We’re all stupid to someone

I spend an increasing proportion of my time collaborating with engineers and theoretical physicists. It keeps me on my toes and I’ve had to adjust to very different research cultures. The engineers, for example, get particularly excited by designing a technical solution to a problem. The long haul of data collection and statistical analysis has less appeal; once they’ve proven it can be done then they’re itching to move on to the next challenge. Likewise physicists genuinely do spend meetings in front of whiteboards sketching equations, which leaves me feeling a bit frazzled. Nevertheless, I’ve learnt that if an idea can’t be expressed mathematically then it hasn’t been properly defined. That turns out to apply to a lot of verbal models in ecology.

Both engineers and physicists are ready to publish at an earlier stage than most ecologists would, and their papers are a model of efficiency in preparation. Not for them a lengthy waffle of an introduction, followed by an even more prolonged and rambling discussion. Cut to the point, make it clearly, then wrap up. It makes me wonder whether we’re doing something wrong in ecology. I certainly don’t enjoy either reading or writing long papers, and I can’t fully justify our practice.

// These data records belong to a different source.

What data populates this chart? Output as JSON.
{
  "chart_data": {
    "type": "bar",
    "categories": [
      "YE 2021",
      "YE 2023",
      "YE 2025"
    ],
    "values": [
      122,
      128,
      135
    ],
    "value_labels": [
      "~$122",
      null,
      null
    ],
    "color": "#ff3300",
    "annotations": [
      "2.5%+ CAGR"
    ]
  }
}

I also find myself fielding questions or tackling issues that would never come up when chatting to an ecologist. One of the misapprehensions I’ve had to counter is that trees are not lollipops. It might be more computationally efficient to assume that trees are spheres of leaves on a stick, and it can lead to some elegant mathematical solutions, but the outcomes are going to depart from natural systems pretty rapidly. Our disciplinary training leads us to consider particular assumptions to be perfectly reasonable, despite them sounding ridiculous to others or bearing little resemblance to the real world. (Even within their own field, forest ecologists are not immune to this syndrome).

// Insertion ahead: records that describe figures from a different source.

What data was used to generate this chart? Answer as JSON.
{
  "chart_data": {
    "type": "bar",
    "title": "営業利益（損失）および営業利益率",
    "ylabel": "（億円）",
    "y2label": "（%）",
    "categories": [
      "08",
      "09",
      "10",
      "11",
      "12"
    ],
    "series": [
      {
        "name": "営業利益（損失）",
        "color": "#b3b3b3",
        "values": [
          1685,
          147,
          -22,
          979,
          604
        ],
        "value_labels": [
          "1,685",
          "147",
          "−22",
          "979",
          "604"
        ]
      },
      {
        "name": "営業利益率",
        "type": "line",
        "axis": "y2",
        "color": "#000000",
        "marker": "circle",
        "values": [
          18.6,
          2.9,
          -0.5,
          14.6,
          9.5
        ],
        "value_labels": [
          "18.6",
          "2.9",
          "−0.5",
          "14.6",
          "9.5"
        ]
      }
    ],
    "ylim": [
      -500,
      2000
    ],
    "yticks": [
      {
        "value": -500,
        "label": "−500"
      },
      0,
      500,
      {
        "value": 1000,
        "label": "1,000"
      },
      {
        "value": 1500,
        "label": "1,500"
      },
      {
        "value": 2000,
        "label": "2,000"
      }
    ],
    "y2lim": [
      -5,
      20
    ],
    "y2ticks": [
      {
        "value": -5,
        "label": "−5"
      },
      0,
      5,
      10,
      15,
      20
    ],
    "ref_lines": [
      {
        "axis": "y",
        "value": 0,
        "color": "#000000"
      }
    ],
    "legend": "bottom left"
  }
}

Understanding how another researcher arrived at their assumptions can be informative — sometimes it boils down to analytical frameworks, computational efficiency or technological limitations, all of which are valid reasons to consider accepting a proposition that on first hearing might sound far-fetched. Likewise it helps to have our own assumptions challenged. Sometimes we are able to justify and defend them. Other times they leave us exposed, which is when we know we’re onto something important.

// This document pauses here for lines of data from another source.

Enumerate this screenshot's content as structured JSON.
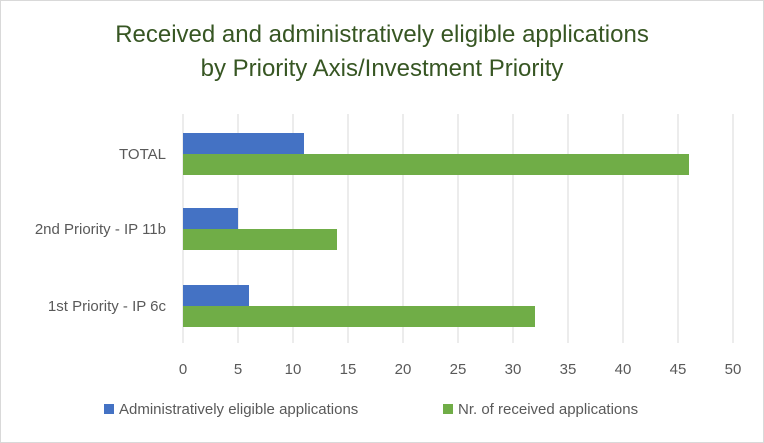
{
  "chart_data": {
    "type": "bar",
    "orientation": "horizontal",
    "title_lines": [
      "Received and administratively eligible applications",
      "by Priority Axis/Investment Priority"
    ],
    "categories": [
      "TOTAL",
      "2nd Priority - IP 11b",
      "1st Priority - IP 6c"
    ],
    "series": [
      {
        "name": "Administratively eligible  applications",
        "color": "#4472c4",
        "values": [
          11,
          5,
          6
        ]
      },
      {
        "name": "Nr. of received applications",
        "color": "#70ad47",
        "values": [
          46,
          14,
          32
        ]
      }
    ],
    "xlim": [
      0,
      50
    ],
    "xticks": [
      0,
      5,
      10,
      15,
      20,
      25,
      30,
      35,
      40,
      45,
      50
    ],
    "grid": true,
    "legend_position": "bottom"
  }
}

It’s also a sad but common trait within all social groups to mock outsiders for making mistakes about things that appear self-evident to those on the inside. Ecologists can easily play the same game, but make no friends by doing so. I had a chat with one of my collaborators this week who was itching to find a small tree on campus, scan it using ground-based LiDAR, then strip and record the sizes of all its leaves. It’s a perfectly reasonable idea (if a lot of hard work). The main stumbling block is that it’s the middle of February and we’re a good three months at least from having full leaf canopies to play with. An obvious problem? Only to someone who spends their life thinking about trees the whole time. We had a laugh about it then moved back to our simulations, which have the considerable benefit of not shedding their leaves seasonally.

This kind of interaction only makes me wonder what crazy things I’m responsible for coming out with in our meetings. It also makes me grateful to my collaborators for their patience in humouring me, because I’m pretty sure that I come across as an idiot more often than I realise. This to me is the greatest pleasure of interdisciplinary collaborations. We could all spend the rest of our careers treading the same academic paths, publishing in the same journals, and not need to stretch ourselves quite as far. By heading way outside our comfort zones we all end up learning more than we expected to, so long as we don’t mind feeling stupid every now and again (which happens every time I get tangled in algebra). If you’re not willing to be wrong then you’re not willing to learn. And if I end up the subject of an amusing anecdote at a theoretical physics meeting? That’s fine by me. I hope it raises a good laugh. As a wise man once said, ridicule is nothing to be scared of.